Too many outgoing personalities on a unit could cause more conflicts and chaos, but too many shy individuals would mean no one would ever talk. A good mix is best.
“But what about travel nurses?” people ask me. “Are hiring managers looking for a certain personality type?”
You have all kinds of personalities in travel nursing, but managers looking to hire a travel nurse do tend to look for certain traits. For instance, it’s important that a travel nurse demonstrates that he or she can learn and adapt quickly, and will maintain professionalism with the manager, staff and patients.
Four important personality traits for traveling nurses:
- 1. A strong work ethic. Travel nurses have to remember that even though you may be the hardest worker out there, your new supervisor and colleagues don’t know you personally. They could take an easygoing, laid-back attitude to mean you might be a little lazy at work. Starting with your interview and your first few days on the job, make it clear that you are ready and willing to apply your skills, and that you will give this travel nursing job your all.
- 2. Clinical competency and team “fit.” As with any nursing job, the manager needs to know that you have the experience and skills to fulfill the job requirements and maintain the best patient outcomes. If you’re dealing with a manager who has had exposure to travelers in the past, he or she probably knows exactly what they are looking for. So don’t be afraid to ask them what their needs are during the phone interview and then explain how you can meet those needs.

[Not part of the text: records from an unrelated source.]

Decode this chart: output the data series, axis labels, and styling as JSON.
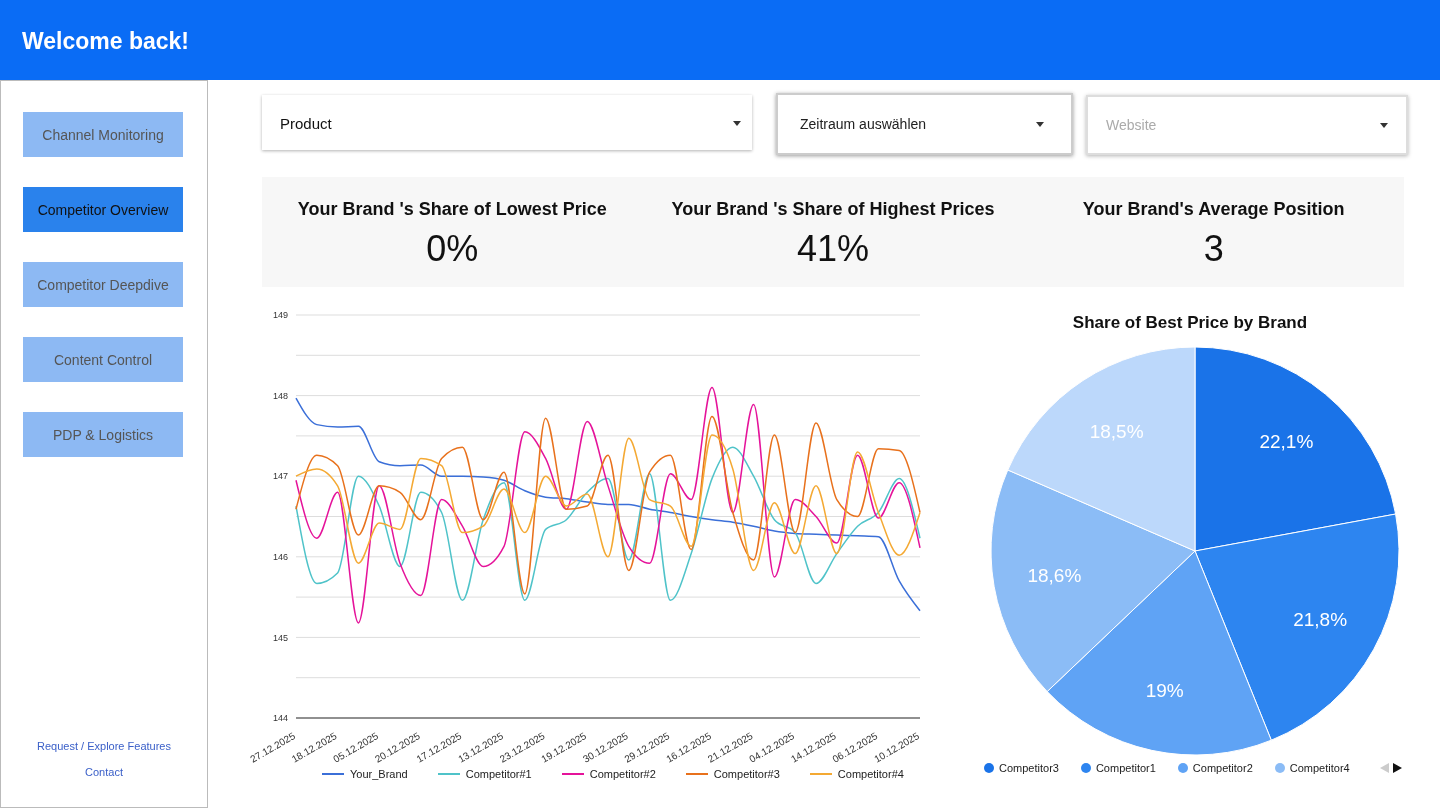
{
  "chart_data": [
    {
      "type": "other",
      "title": "Welcome back!",
      "annotations": [
        "Channel Monitoring",
        "Competitor Overview",
        "Competitor Deepdive",
        "Content Control",
        "PDP & Logistics",
        "Product",
        "Zeitraum auswählen",
        "Website",
        "Request / Explore Features",
        "Contact"
      ]
    },
    {
      "type": "other",
      "annotations": [
        "Your Brand 's Share of Lowest Price",
        "0%",
        "Your Brand 's Share of Highest Prices",
        "41%",
        "Your Brand's Average Position",
        "3"
      ]
    },
    {
      "type": "line",
      "categories": [
        "27.12.2025",
        null,
        "18.12.2025",
        null,
        "05.12.2025",
        null,
        "20.12.2025",
        null,
        "17.12.2025",
        null,
        "13.12.2025",
        null,
        "23.12.2025",
        null,
        "19.12.2025",
        null,
        "30.12.2025",
        null,
        "29.12.2025",
        null,
        "16.12.2025",
        null,
        "21.12.2025",
        null,
        "04.12.2025",
        null,
        "14.12.2025",
        null,
        "06.12.2025",
        null,
        "10.12.2025"
      ],
      "ylim": [
        144,
        149
      ],
      "yticks": [
        144,
        {
          "value": 144.5,
          "label": null
        },
        145,
        {
          "value": 145.5,
          "label": null
        },
        146,
        {
          "value": 146.5,
          "label": null
        },
        147,
        {
          "value": 147.5,
          "label": null
        },
        148,
        {
          "value": 148.5,
          "label": null
        },
        149
      ],
      "grid": "y",
      "legend": "bottom",
      "marker": "none",
      "line_style": "solid",
      "series": [
        {
          "name": "Your_Brand",
          "color": "#3b6fd8",
          "values": [
            147.97,
            147.64,
            147.61,
            147.62,
            147.18,
            147.13,
            147.14,
            147.0,
            147.0,
            146.99,
            146.95,
            146.82,
            146.74,
            146.72,
            146.68,
            146.65,
            146.65,
            146.59,
            146.55,
            146.5,
            146.46,
            146.43,
            146.38,
            146.32,
            146.29,
            146.28,
            146.27,
            146.26,
            146.25,
            145.7,
            145.33
          ]
        },
        {
          "name": "Competitor#1",
          "color": "#4fc3c9",
          "values": [
            146.63,
            145.67,
            145.8,
            147.0,
            146.63,
            145.88,
            146.8,
            146.55,
            145.46,
            146.46,
            146.92,
            145.46,
            146.34,
            146.46,
            146.8,
            146.97,
            145.96,
            147.03,
            145.46,
            146.04,
            146.97,
            147.36,
            147.0,
            146.46,
            146.3,
            145.67,
            146.04,
            146.38,
            146.55,
            146.97,
            146.23
          ]
        },
        {
          "name": "Competitor#2",
          "color": "#e5139a",
          "values": [
            146.95,
            146.23,
            146.8,
            145.18,
            146.88,
            145.92,
            145.52,
            146.71,
            146.38,
            145.88,
            146.13,
            147.55,
            147.22,
            146.59,
            147.68,
            146.88,
            146.13,
            145.92,
            147.03,
            146.71,
            148.1,
            146.55,
            147.89,
            145.75,
            146.71,
            146.5,
            146.17,
            147.26,
            146.48,
            146.92,
            146.11
          ]
        },
        {
          "name": "Competitor#3",
          "color": "#e8711c",
          "values": [
            146.59,
            147.26,
            147.13,
            146.27,
            146.88,
            146.8,
            146.46,
            147.22,
            147.36,
            146.46,
            147.05,
            145.54,
            147.72,
            146.59,
            146.63,
            147.26,
            145.83,
            147.05,
            147.26,
            146.09,
            147.74,
            146.55,
            145.96,
            147.51,
            146.3,
            147.66,
            146.71,
            146.5,
            147.34,
            147.32,
            146.55
          ]
        },
        {
          "name": "Competitor#4",
          "color": "#f4a933",
          "values": [
            147.0,
            147.09,
            146.88,
            145.92,
            146.42,
            146.34,
            147.22,
            147.13,
            146.3,
            146.38,
            146.84,
            146.3,
            147.0,
            146.63,
            146.78,
            146.0,
            147.47,
            146.71,
            146.63,
            146.13,
            147.51,
            147.09,
            145.83,
            146.67,
            146.04,
            146.88,
            146.04,
            147.3,
            146.55,
            146.02,
            146.55
          ]
        }
      ]
    },
    {
      "type": "pie",
      "title": "Share of Best Price by Brand",
      "categories": [
        "Competitor3",
        "Competitor1",
        "Competitor2",
        "Competitor4",
        null
      ],
      "values": [
        22.1,
        21.8,
        19,
        18.6,
        18.5
      ],
      "value_labels": [
        "22,1%",
        "21,8%",
        "19%",
        "18,6%",
        "18,5%"
      ],
      "colors": [
        "#1a73e8",
        "#2d85f0",
        "#5fa3f5",
        "#8bbcf6",
        "#bcd8fb"
      ],
      "legend": "bottom"
    }
  ]
}
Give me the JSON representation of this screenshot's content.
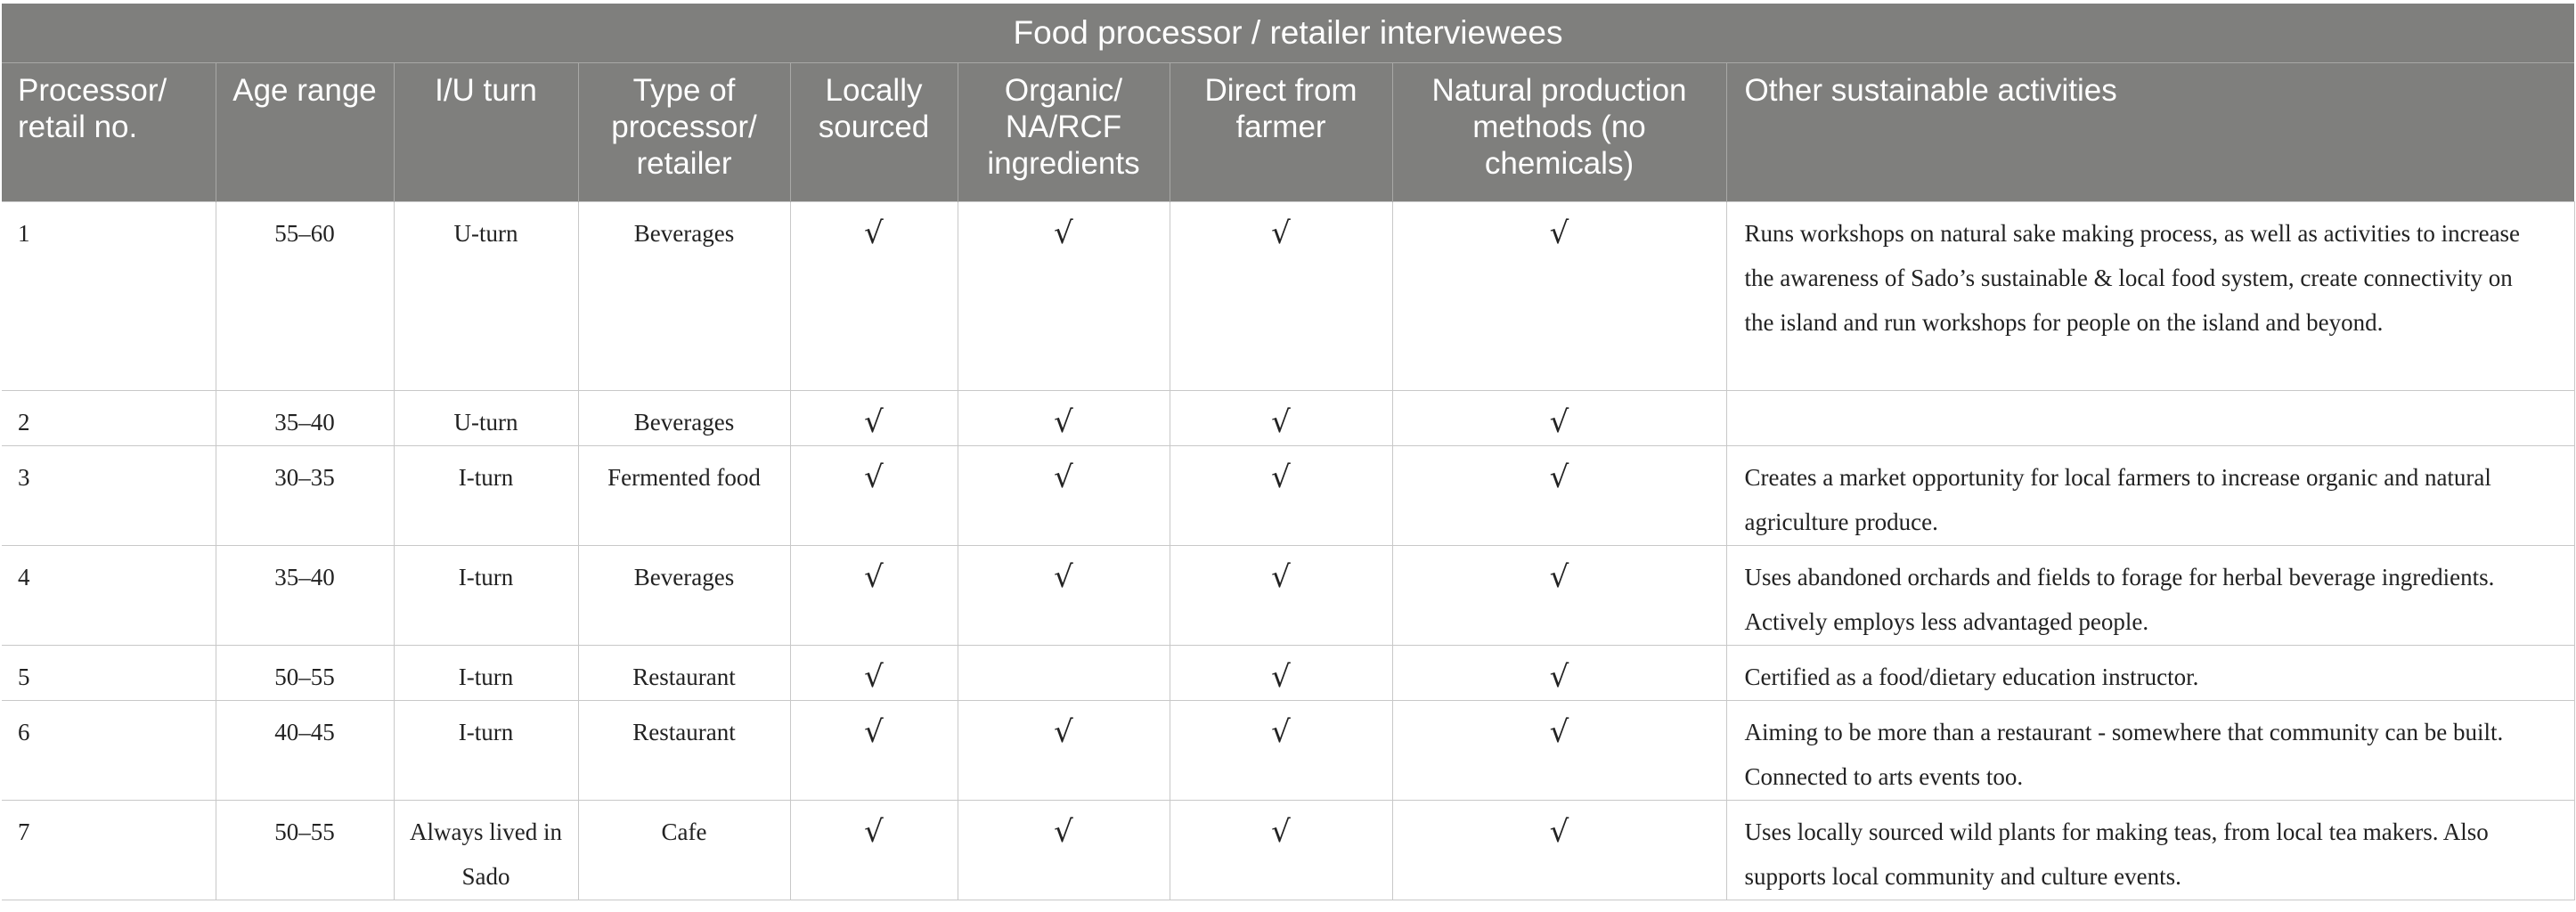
{
  "table": {
    "caption": "Food processor / retailer interviewees",
    "headers": [
      "Processor/ retail no.",
      "Age range",
      "I/U turn",
      "Type of processor/ retailer",
      "Locally sourced",
      "Organic/ NA/RCF ingredients",
      "Direct from farmer",
      "Natural production methods (no chemicals)",
      "Other sustainable activities"
    ],
    "rows": [
      {
        "no": "1",
        "age": "55–60",
        "turn": "U-turn",
        "type": "Beverages",
        "local": "√",
        "organic": "√",
        "direct": "√",
        "natural": "√",
        "other": "Runs workshops on natural sake making process, as well as activities to increase the awareness of Sado’s sustainable & local food system, create connectivity on the island and run workshops for people on the island and beyond."
      },
      {
        "no": "2",
        "age": "35–40",
        "turn": "U-turn",
        "type": "Beverages",
        "local": "√",
        "organic": "√",
        "direct": "√",
        "natural": "√",
        "other": ""
      },
      {
        "no": "3",
        "age": "30–35",
        "turn": "I-turn",
        "type": "Fermented food",
        "local": "√",
        "organic": "√",
        "direct": "√",
        "natural": "√",
        "other": "Creates a market opportunity for local farmers to increase organic and natural agriculture produce."
      },
      {
        "no": "4",
        "age": "35–40",
        "turn": "I-turn",
        "type": "Beverages",
        "local": "√",
        "organic": "√",
        "direct": "√",
        "natural": "√",
        "other": "Uses abandoned orchards and fields to forage for herbal beverage ingredients. Actively employs less advantaged people."
      },
      {
        "no": "5",
        "age": "50–55",
        "turn": "I-turn",
        "type": "Restaurant",
        "local": "√",
        "organic": "",
        "direct": "√",
        "natural": "√",
        "other": "Certified as a food/dietary education instructor."
      },
      {
        "no": "6",
        "age": "40–45",
        "turn": "I-turn",
        "type": "Restaurant",
        "local": "√",
        "organic": "√",
        "direct": "√",
        "natural": "√",
        "other": "Aiming to be more than a restaurant - somewhere that community can be built. Connected to arts events too."
      },
      {
        "no": "7",
        "age": "50–55",
        "turn": "Always lived in Sado",
        "type": "Cafe",
        "local": "√",
        "organic": "√",
        "direct": "√",
        "natural": "√",
        "other": "Uses locally sourced wild plants for making teas, from local tea makers. Also supports local community and culture events."
      }
    ]
  }
}
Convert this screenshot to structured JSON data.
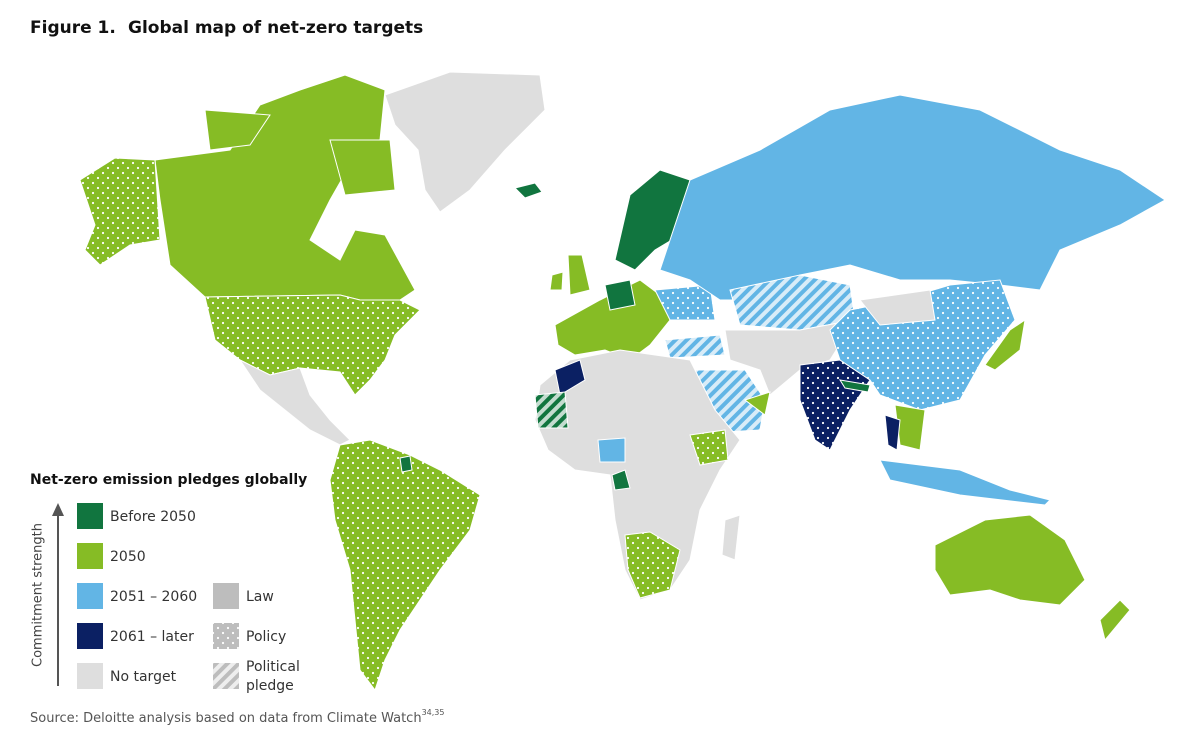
{
  "figure_label": "Figure 1.",
  "title": "Global map of net-zero targets",
  "legend": {
    "title": "Net-zero emission pledges globally",
    "axis_label": "Commitment strength",
    "items": [
      "Before 2050",
      "2050",
      "2051 – 2060",
      "2061 – later",
      "No target"
    ],
    "types": [
      "Law",
      "Policy"
    ],
    "political_pledge": [
      "Political",
      "pledge"
    ]
  },
  "source": {
    "text": "Source: Deloitte analysis based on data from Climate Watch",
    "refs": "34,35"
  }
}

- 3. Confidence mixed with flexibility. Travel nurses have to have a certain amount of confidence to come into a new place and quickly adapt to a different way of doing things. But that doesn’t mean you want to come across as pushy and overbearing. Sometimes being the quiet RN who comes in, does your work and goes home isn’t a bad thing. No matter your personality type, you can expect some butterflies on your first day, but be reassured that your recruiter can prepare you ahead of time and offer ongoing support. Your assignment facility will also offer an orientation to get you started and staff mentors and managers to help you succeed.
- 4. A “Go team!” attitude. The last thing that a manager needs to deal with is a traveler who makes others uncomfortable with their attitude, or who doesn’t work as a team player. Managers have enough personality issues to deal with in their own staff! Despite any obstacles you may encounter, start every encounter with a smile and a positive attitude, and remember you are there to fill a staffing need and provide the highest level of patient care possible.
So should outgoing or shy personality types avoid travel nursing? Not at all! No matter how you are wired, make sure that as a travel nurse you come off as a confident nurse and a hard worker who will get the job done–and not be a hindrance to the personalities that already exist in any given unit.
And from personal experience I can tell you that travel nursing will introduce you to lots of other great nurses—with all different types of personalities—and many will become lifelong friends. I wouldn’t have missed the experience for the world!